On the Pasts We Sometimes Deludedly Believe Have Passed
On the Pasts We Sometimes Deludedly Believe Have Passed
In a sense, those who had been defeated in the past have re-emerged as apparent victors. Their re-emergence has taken this form precisely because the past victories against them have not been final, that is, because the past does not pass easily and automatically.
Leading a right-wing coalition in Italy, neo-fascists have returned to power in the country as though fascism and Mussolini had not been defeated in the Second World War.
With the ongoing war that Russia has waged on Ukraine, there is reason to believe that Moscow intends to go back to pre-Soviet Union defeat in the Cold War. Even the dismantlement of major empires following the First World War has found figures working to negate it.

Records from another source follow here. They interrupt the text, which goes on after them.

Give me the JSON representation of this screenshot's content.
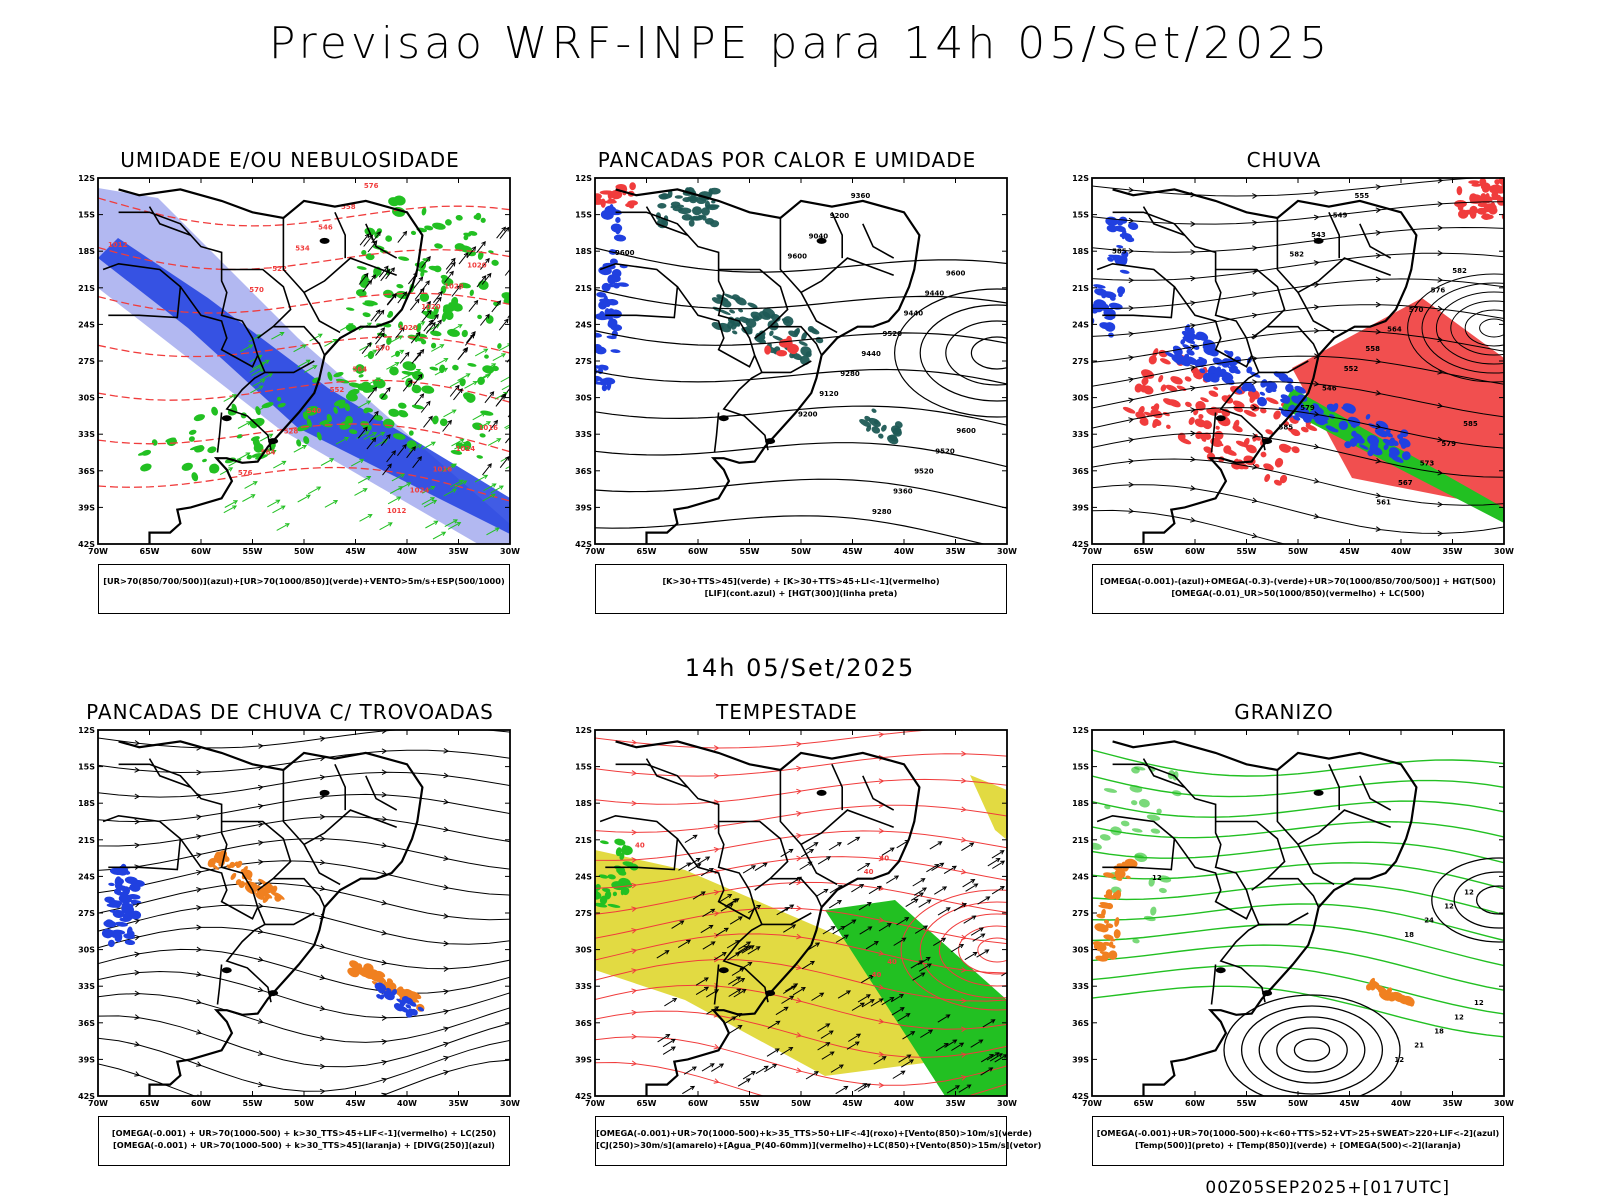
{
  "header": {
    "title": "Previsao WRF-INPE  para 14h 05/Set/2025",
    "mid_title": "14h 05/Set/2025",
    "footer_stamp": "00Z05SEP2025+[017UTC]"
  },
  "axes": {
    "lat_labels": [
      "12S",
      "15S",
      "18S",
      "21S",
      "24S",
      "27S",
      "30S",
      "33S",
      "36S",
      "39S",
      "42S"
    ],
    "lon_labels": [
      "70W",
      "65W",
      "60W",
      "55W",
      "50W",
      "45W",
      "40W",
      "35W",
      "30W"
    ]
  },
  "colors": {
    "blue": "#2040e0",
    "lightblue": "#aab0f0",
    "green": "#22c022",
    "red": "#f03c3c",
    "orange": "#f08020",
    "yellow": "#e0d838",
    "teal": "#1e5a55",
    "black": "#000000"
  },
  "panels": [
    {
      "id": "umidade",
      "title": "UMIDADE E/OU NEBULOSIDADE",
      "legend": [
        "[UR>70(850/700/500)](azul)+[UR>70(1000/850)](verde)+VENTO>5m/s+ESP(500/1000)"
      ],
      "contour_labels": [
        "1012",
        "1016",
        "1020",
        "1024",
        "1028",
        "1016",
        "1020",
        "1024",
        "1020",
        "1012",
        "570",
        "576",
        "564",
        "558",
        "552",
        "546",
        "540",
        "534",
        "528",
        "522",
        "564",
        "570",
        "576"
      ]
    },
    {
      "id": "pancadas-calor",
      "title": "PANCADAS POR CALOR E UMIDADE",
      "legend": [
        "[K>30+TTS>45](verde) + [K>30+TTS>45+LI<-1](vermelho)",
        "[LIF](cont.azul) + [HGT(300)](linha preta)"
      ],
      "contour_labels": [
        "9600",
        "9600",
        "9600",
        "9520",
        "9440",
        "9520",
        "9440",
        "9360",
        "9520",
        "9280",
        "9440",
        "9360",
        "9280",
        "9200",
        "9120",
        "9040",
        "9200",
        "9600"
      ]
    },
    {
      "id": "chuva",
      "title": "CHUVA",
      "legend": [
        "[OMEGA(-0.001)-(azul)+OMEGA(-0.3)-(verde)+UR>70(1000/850/700/500)] + HGT(500)",
        "[OMEGA(-0.01)_UR>50(1000/850)(vermelho) + LC(500)"
      ],
      "contour_labels": [
        "585",
        "585",
        "582",
        "579",
        "576",
        "573",
        "570",
        "567",
        "564",
        "561",
        "558",
        "555",
        "552",
        "549",
        "546",
        "543",
        "579",
        "582",
        "585"
      ]
    },
    {
      "id": "pancadas-trovoadas",
      "title": "PANCADAS DE CHUVA C/ TROVOADAS",
      "legend": [
        "[OMEGA(-0.001) + UR>70(1000-500) + k>30_TTS>45+LIF<-1](vermelho) + LC(250)",
        "[OMEGA(-0.001) + UR>70(1000-500) + k>30_TTS>45](laranja) + [DIVG(250)](azul)"
      ],
      "contour_labels": []
    },
    {
      "id": "tempestade",
      "title": "TEMPESTADE",
      "legend": [
        "[OMEGA(-0.001)+UR>70(1000-500)+k>35_TTS>50+LIF<-4](roxo)+[Vento(850)>10m/s](verde)",
        "[CJ(250)>30m/s](amarelo)+[Agua_P(40-60mm)](vermelho)+LC(850)+[Vento(850)>15m/s](vetor)"
      ],
      "contour_labels": [
        "40",
        "40",
        "40",
        "40",
        "40"
      ]
    },
    {
      "id": "granizo",
      "title": "GRANIZO",
      "legend": [
        "[OMEGA(-0.001)+UR>70(1000-500)+k<60+TTS>52+VT>25+SWEAT>220+LIF<-2](azul)",
        "[Temp(500)](preto) + [Temp(850)](verde) + [OMEGA(500)<-2](laranja)"
      ],
      "contour_labels": [
        "12",
        "12",
        "12",
        "12",
        "12",
        "18",
        "24",
        "21",
        "18",
        "12"
      ]
    }
  ]
}
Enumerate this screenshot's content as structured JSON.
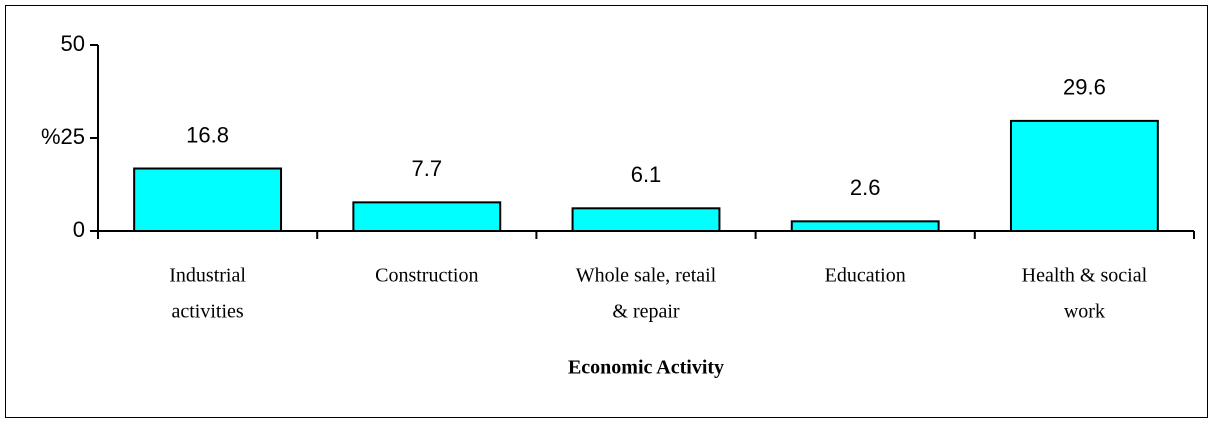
{
  "chart_data": {
    "type": "bar",
    "x_label": "Economic Activity",
    "categories": [
      [
        "Industrial",
        "activities"
      ],
      [
        "Construction"
      ],
      [
        "Whole sale, retail",
        "& repair"
      ],
      [
        "Education"
      ],
      [
        "Health & social",
        "work"
      ]
    ],
    "values": [
      16.8,
      7.7,
      6.1,
      2.6,
      29.6
    ],
    "color": "#00ffff",
    "ylim": [
      0,
      50
    ],
    "yticks": [
      0,
      {
        "value": 25,
        "label": "%25"
      },
      50
    ]
  }
}
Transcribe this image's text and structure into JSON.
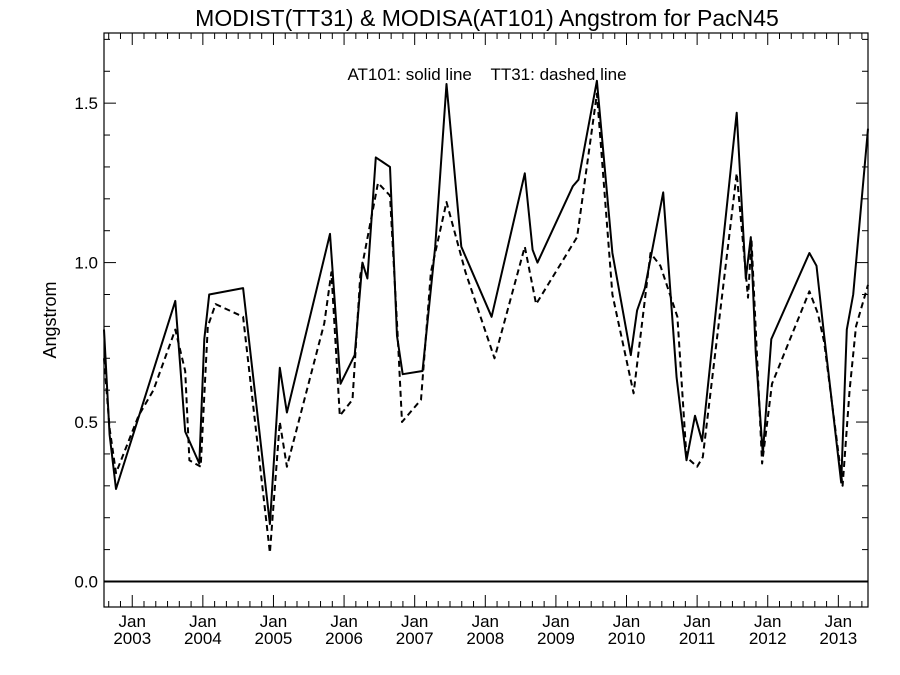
{
  "chart_data": {
    "type": "line",
    "title": "MODIST(TT31) & MODISA(AT101)  Angstrom for PacN45",
    "annotation": "AT101: solid line    TT31: dashed line",
    "xlabel": "",
    "ylabel": "Angstrom",
    "xlim": [
      2002.6,
      2013.42
    ],
    "ylim": [
      -0.08,
      1.72
    ],
    "grid": false,
    "y_ticks": [
      {
        "value": 0.0,
        "label": "0.0"
      },
      {
        "value": 0.5,
        "label": "0.5"
      },
      {
        "value": 1.0,
        "label": "1.0"
      },
      {
        "value": 1.5,
        "label": "1.5"
      }
    ],
    "x_ticks": [
      {
        "value": 2003.0,
        "month": "Jan",
        "year": "2003"
      },
      {
        "value": 2004.0,
        "month": "Jan",
        "year": "2004"
      },
      {
        "value": 2005.0,
        "month": "Jan",
        "year": "2005"
      },
      {
        "value": 2006.0,
        "month": "Jan",
        "year": "2006"
      },
      {
        "value": 2007.0,
        "month": "Jan",
        "year": "2007"
      },
      {
        "value": 2008.0,
        "month": "Jan",
        "year": "2008"
      },
      {
        "value": 2009.0,
        "month": "Jan",
        "year": "2009"
      },
      {
        "value": 2010.0,
        "month": "Jan",
        "year": "2010"
      },
      {
        "value": 2011.0,
        "month": "Jan",
        "year": "2011"
      },
      {
        "value": 2012.0,
        "month": "Jan",
        "year": "2012"
      },
      {
        "value": 2013.0,
        "month": "Jan",
        "year": "2013"
      }
    ],
    "reference_line": {
      "y": 0.0
    },
    "series": [
      {
        "name": "AT101",
        "style": "solid",
        "color": "#000000",
        "points": [
          [
            2002.6,
            0.79
          ],
          [
            2002.68,
            0.46
          ],
          [
            2002.77,
            0.29
          ],
          [
            2003.61,
            0.88
          ],
          [
            2003.75,
            0.47
          ],
          [
            2003.95,
            0.37
          ],
          [
            2004.02,
            0.76
          ],
          [
            2004.09,
            0.9
          ],
          [
            2004.57,
            0.92
          ],
          [
            2004.95,
            0.18
          ],
          [
            2005.09,
            0.67
          ],
          [
            2005.19,
            0.53
          ],
          [
            2005.8,
            1.09
          ],
          [
            2005.95,
            0.62
          ],
          [
            2006.15,
            0.71
          ],
          [
            2006.26,
            1.0
          ],
          [
            2006.33,
            0.95
          ],
          [
            2006.45,
            1.33
          ],
          [
            2006.65,
            1.3
          ],
          [
            2006.75,
            0.77
          ],
          [
            2006.83,
            0.65
          ],
          [
            2007.11,
            0.66
          ],
          [
            2007.29,
            1.05
          ],
          [
            2007.45,
            1.56
          ],
          [
            2007.66,
            1.05
          ],
          [
            2008.09,
            0.83
          ],
          [
            2008.56,
            1.28
          ],
          [
            2008.67,
            1.04
          ],
          [
            2008.74,
            1.0
          ],
          [
            2009.24,
            1.24
          ],
          [
            2009.32,
            1.26
          ],
          [
            2009.58,
            1.57
          ],
          [
            2009.8,
            1.03
          ],
          [
            2010.06,
            0.71
          ],
          [
            2010.15,
            0.85
          ],
          [
            2010.26,
            0.92
          ],
          [
            2010.52,
            1.22
          ],
          [
            2010.71,
            0.64
          ],
          [
            2010.85,
            0.38
          ],
          [
            2010.97,
            0.52
          ],
          [
            2011.07,
            0.44
          ],
          [
            2011.56,
            1.47
          ],
          [
            2011.69,
            0.95
          ],
          [
            2011.76,
            1.08
          ],
          [
            2011.83,
            0.72
          ],
          [
            2011.93,
            0.4
          ],
          [
            2012.05,
            0.76
          ],
          [
            2012.59,
            1.03
          ],
          [
            2012.69,
            0.99
          ],
          [
            2012.8,
            0.77
          ],
          [
            2013.04,
            0.31
          ],
          [
            2013.12,
            0.79
          ],
          [
            2013.21,
            0.9
          ],
          [
            2013.42,
            1.42
          ]
        ]
      },
      {
        "name": "TT31",
        "style": "dashed",
        "color": "#000000",
        "points": [
          [
            2002.6,
            0.7
          ],
          [
            2002.68,
            0.48
          ],
          [
            2002.77,
            0.34
          ],
          [
            2003.09,
            0.52
          ],
          [
            2003.3,
            0.6
          ],
          [
            2003.61,
            0.79
          ],
          [
            2003.75,
            0.66
          ],
          [
            2003.81,
            0.38
          ],
          [
            2003.97,
            0.36
          ],
          [
            2004.07,
            0.8
          ],
          [
            2004.18,
            0.87
          ],
          [
            2004.57,
            0.83
          ],
          [
            2004.95,
            0.09
          ],
          [
            2005.09,
            0.5
          ],
          [
            2005.19,
            0.36
          ],
          [
            2005.72,
            0.81
          ],
          [
            2005.82,
            0.97
          ],
          [
            2005.94,
            0.52
          ],
          [
            2006.12,
            0.57
          ],
          [
            2006.23,
            0.96
          ],
          [
            2006.48,
            1.25
          ],
          [
            2006.65,
            1.21
          ],
          [
            2006.76,
            0.77
          ],
          [
            2006.82,
            0.5
          ],
          [
            2007.09,
            0.57
          ],
          [
            2007.23,
            0.97
          ],
          [
            2007.45,
            1.19
          ],
          [
            2007.72,
            0.97
          ],
          [
            2008.13,
            0.7
          ],
          [
            2008.56,
            1.05
          ],
          [
            2008.72,
            0.87
          ],
          [
            2009.3,
            1.08
          ],
          [
            2009.58,
            1.53
          ],
          [
            2009.8,
            0.9
          ],
          [
            2010.1,
            0.59
          ],
          [
            2010.34,
            1.03
          ],
          [
            2010.48,
            0.99
          ],
          [
            2010.72,
            0.83
          ],
          [
            2010.85,
            0.39
          ],
          [
            2011.0,
            0.36
          ],
          [
            2011.08,
            0.39
          ],
          [
            2011.56,
            1.28
          ],
          [
            2011.72,
            0.89
          ],
          [
            2011.77,
            1.07
          ],
          [
            2011.85,
            0.7
          ],
          [
            2011.92,
            0.37
          ],
          [
            2012.06,
            0.62
          ],
          [
            2012.59,
            0.91
          ],
          [
            2012.71,
            0.84
          ],
          [
            2012.8,
            0.75
          ],
          [
            2013.06,
            0.3
          ],
          [
            2013.16,
            0.6
          ],
          [
            2013.25,
            0.8
          ],
          [
            2013.42,
            0.93
          ]
        ]
      }
    ]
  }
}
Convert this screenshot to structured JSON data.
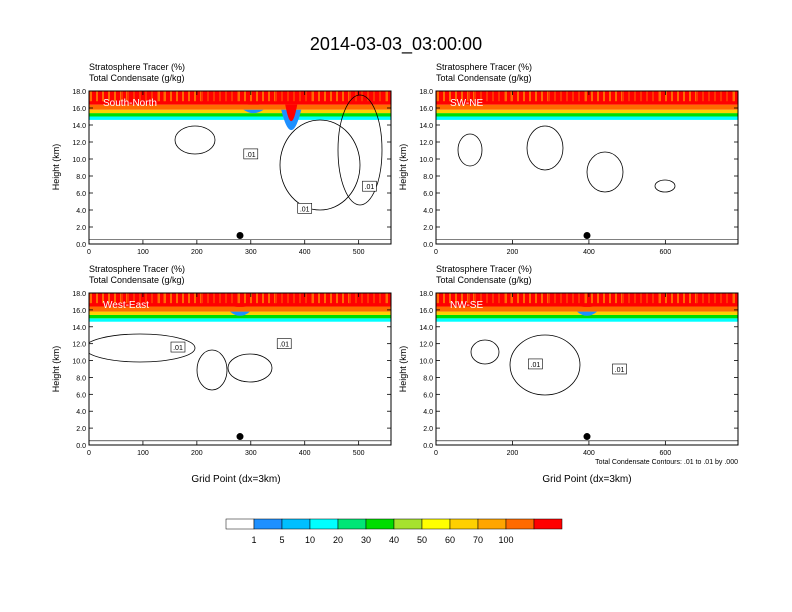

Turkish President Recep Tayyip Erdogan is perhaps the most prominent of those seeking to revert to an imperial past. The rulers of Iran are certainly the most vigorous of those seeking to establish it from zero.
At the same time, the state of affairs in contemporary Europe is an embodiment of the nation-state attempting to revolt against the victory of globalization: the European integration project was undermined by Brexit, while we see the proliferation of nationalist forces demanding an end to the trans-border Union or that it be made less effective.
These facts together, added to the resurgence of fundamentalist movements of all kinds all over the world, demonstrate that any linear trajectory of history is a fantasy equaled only by the fantasy of the end of history.
There is no such thing as total decisive victories or final absolute defeats, nor are there beginnings that end everything that preceded them or conclusions that give finality to an unregrettable passing of pasts.
Queen Elizabeth’s funeral and her son Charles’ proclamation as king, in the midst of massive crowds that attended out of their own volition, pointed to the weakness of what the British critic Raymond Williams called “residual ideology” in comparison with the “dominant” and the “emergent” consciousnesses. It is far more than mere “influence” the old cultural practices have on modern societies.
There is no doubt that these returns and resurrections derive from several intertwined factors. And there are always intertwined factors behind political phenomena (though many lean towards confiscating these phenomena and claiming that they derive from a single factor, usually a “conspiracy” orchestrated by the US or Zionism).
It is thus no longer novel to rightfully say that the way in which wealth is distributed in our world, whether within the same country or among different countries, is to a large extent responsible. By the way, Italy, where we saw the latest of these resurrections of the past, speaks to these two discrepancies.
The fact is that the matter is multifaceted; as on the one hand, there are the unfair neoliberal policies that have turned into what resembles a religious doctrine, and on the other, there is the impoverishment that arises from major economic and social changes, like that which had been created by the industrial revolution in the past and that which we see with globalization today.
However, another factor is the weakness related to the formation of some countries, be it in terms of their adoption of political democracy or aspects tied to capitalism and the market economy.
Modern Russia provides what is perhaps the clearest model for this protracted preclusion vis-à-vis modern phenomena: capitalism turned, at the hands of Boris Yeltsin, into a corrupt and shambolic oligarchy. This came after socialism, with its great promises in 1917, was turned into a totalitarian regime that climaxed with Joseph Stalin.
If it is true that history is not just a matter of acts of will or heroic pursuits, then it is also true that the actions of despotic regimes and civil wars, which together propelled waves of millions of refugees, certainly played their part in contributing to this immense wreck.
This course, with its successful endeavors, its attempts, and its intentions, is waging several wars across the globe. In the cases where they become hopeless or run up against concrete reality, they don’t hesitate to threaten to use nuclear weapons. We see that in Russia just as we do in North Korea.
As for the times in which they triumph, they triumph by adapting to the novelties of the contemporary world and acquiescing to them, as the neo-fascist movements are doing in Italy. However, whatever the case may be, reforming democracy by making it more egalitarian and inclusive remains a necessary prerequisite for strengthening and entrenching the future, as well as for reassuring us about its capacity to withstand the challenges stemming from pasts that do not pass easily.
After the Second World War, and as part of their efforts to confront the Communist challenge in France and Italy, it was seen that this victory would be solidified by granting it a social dimension. And so, the welfare state was established, and the Marshall Plan to rebuild Europe was launched. Through this process, the future could rest assured, and this reassurance went on for four consecutive decades.
After the Cold War, the victory was tainted by neoliberalism and an openhanded willingness to overlook the rest of the world and its peoples’ aspirations for freedom as well as equality. This weakened the future further in its battle with the past. The harm of sleeping arrogantly on the silk sheets of victory does not only befall the arrogant victors.